How we measure the CO₂ impact of this website

Measuring website emissions with Playwright, CDP and the Sustainable Web Design Model.


In this article

We wanted to explore how we could surface measurable CO₂ savings, making our environmental impact visible means it’s more likely to be monitored and acted upon.

The recent migration of etch.co from Next.js to Eleventy gave us a good test case. A 24% performance improvement should show up as a significant CO₂ difference between the two versions.

There were two hard requirements for the measurement approach:

  1. Automation: Checking the CO₂ savings should be something that can run regularly so the numbers stay honest as the site changes.
  2. No client-side JS: Shipping extra code to the browser would add to the CO₂, so the code has to be build or server side only.

We ended up settling on a combination of tools.

The SWDM is used to calculate digital carbon emissions.
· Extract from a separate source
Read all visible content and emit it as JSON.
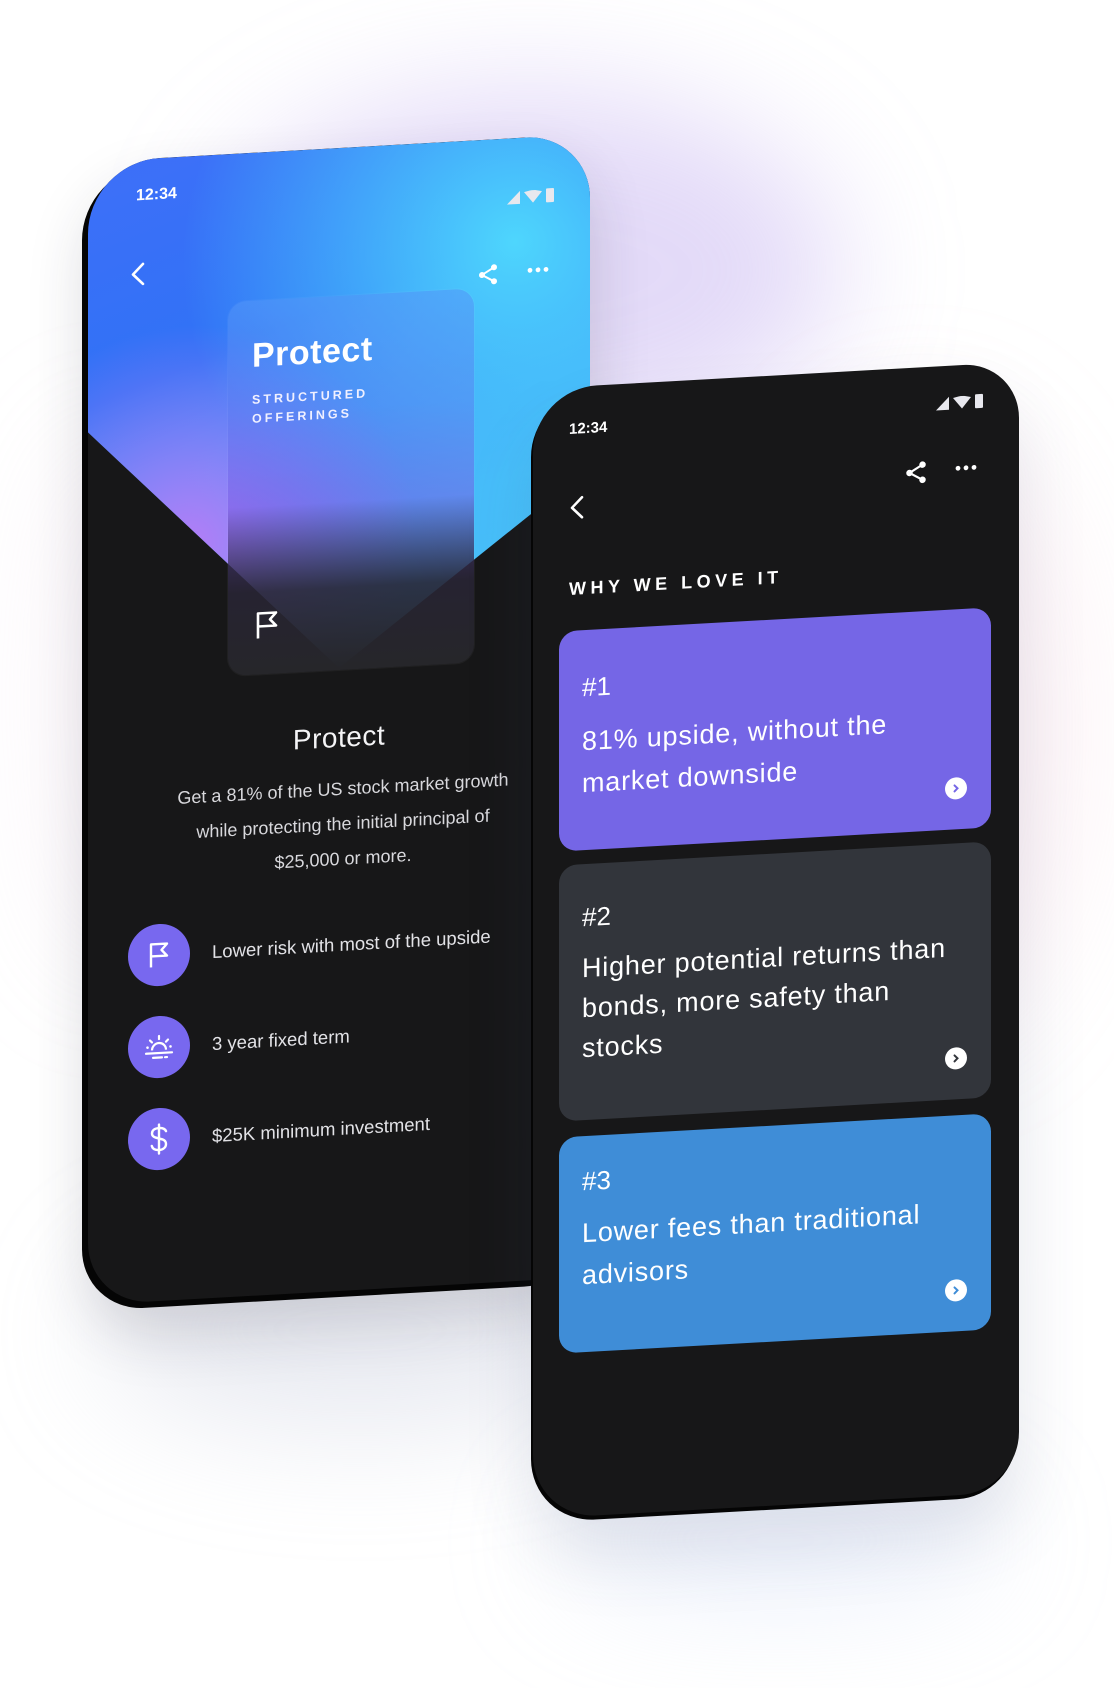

It’s a complex model that takes into account global grid intensity and energy intensity data, but the @tgwf/co2 library provided by the Green Web Foundation makes it pretty straightforward to use.

This same library can account for green hosting by checking the hostname against the Green Web Foundation API, this all gets factored into the final calculation.

import { co2 as Co2, hosting } from '@tgwf/co2';

const greenHosting = await hosting(hostname);
const swd = new Co2({
  model: 'swd',
  version: 4,
  rating: true
});
const {
  total: gramsOfCO2,
  rating
} = swd.perVisit(totalBytesReceived, greenHosting);

CDP exposes Network.loadingFinished.encodedDataLength, the real size of each response after compression. That’s the input SWDM expects and it’s more accurate than Playwright’s own response.sizes() or the browser’s performance.getEntriesByType('resource'), which miss or undercount some requests.

const cdp = await ctx.newCDPSession(page);
await cdp.send('Network.enable');

let totalBytes = 0;
cdp.on('Network.loadingFinished', (evt) => {
  totalBytes += evt.encodedDataLength ?? 0;
});

We did consider simpler options, such as using the bundle size from the build output or Playwright’s response.sizes() but they didn’t accurately represent the fully rendered page. We found that CDP’s encodedDataLength got as close as possible to what the browser actually pulled down.

Playwright drives a headless Chromium in an isolated browser context per URL, so there’s no cross-URL cookie or cache leakage affecting the numbers.

import { chromium } from 'playwright';

const browser = await chromium.launch();
const ctx = await browser.newContext();
const page = await ctx.newPage();
await page.goto(url, { waitUntil: 'networkidle' });

Measuring four pages on both versions returned the following results:

Page Next.js g/visit 11ty g/visit Δ CO₂
Home 0.0872 0.0399 −54%
Blog index 0.0889 0.0401 −55%
Blog post 0.0888 0.0312 −65%
Team 0.0924 0.0485 −48%

On average, that’s about a 55% reduction in CO₂ per visit.

Imagining this site gets 100,000 visits a month, that works out to about 60kg of CO₂ saved per year — roughly the same as driving 350km in an average petrol car.

To keep us accountable we’ve added the score to the website’s footer on every page.

The measurement script writes a JSON file with the full per-page breakdown. A GitHub Action runs on the first of each month and opens a PR with the refreshed JSON if anything changed. The footer reads from that JSON and renders the number that matches the page type you’re looking at.

The script measures one representative page per page type (home, blog index, etc) and the footer renders the matching number. Pages outside that set (like contact or a service page) fall back to the mean across the measured set, so there’s always a reasonable number to show.

We also played with generating a shields.io-style SVG badge from the same data, which could be an option for public repo readmes.

If you’re interested in seeing the source for the script, badge generator, and GitHub Action, an example is available at github.com/etchteam/co2-measurement.

The W3C Web Sustainability Guidelines cite research suggesting internet-related emissions now surpass those of the aviation industry, and emissions run through nearly all of its criteria.

A monthly number in the footer feels proportionate for a simple static site like this one. Getting visibility on the emissions is the first step to reducing them.

The next step is to take this further on higher-traffic or more complex apps where it may be worth considering things like carbon budgets per route, thresholds that alert when a traffic spike pushes emissions up unexpectedly, or even surfacing the impact of file uploads or downloads directly within the UI.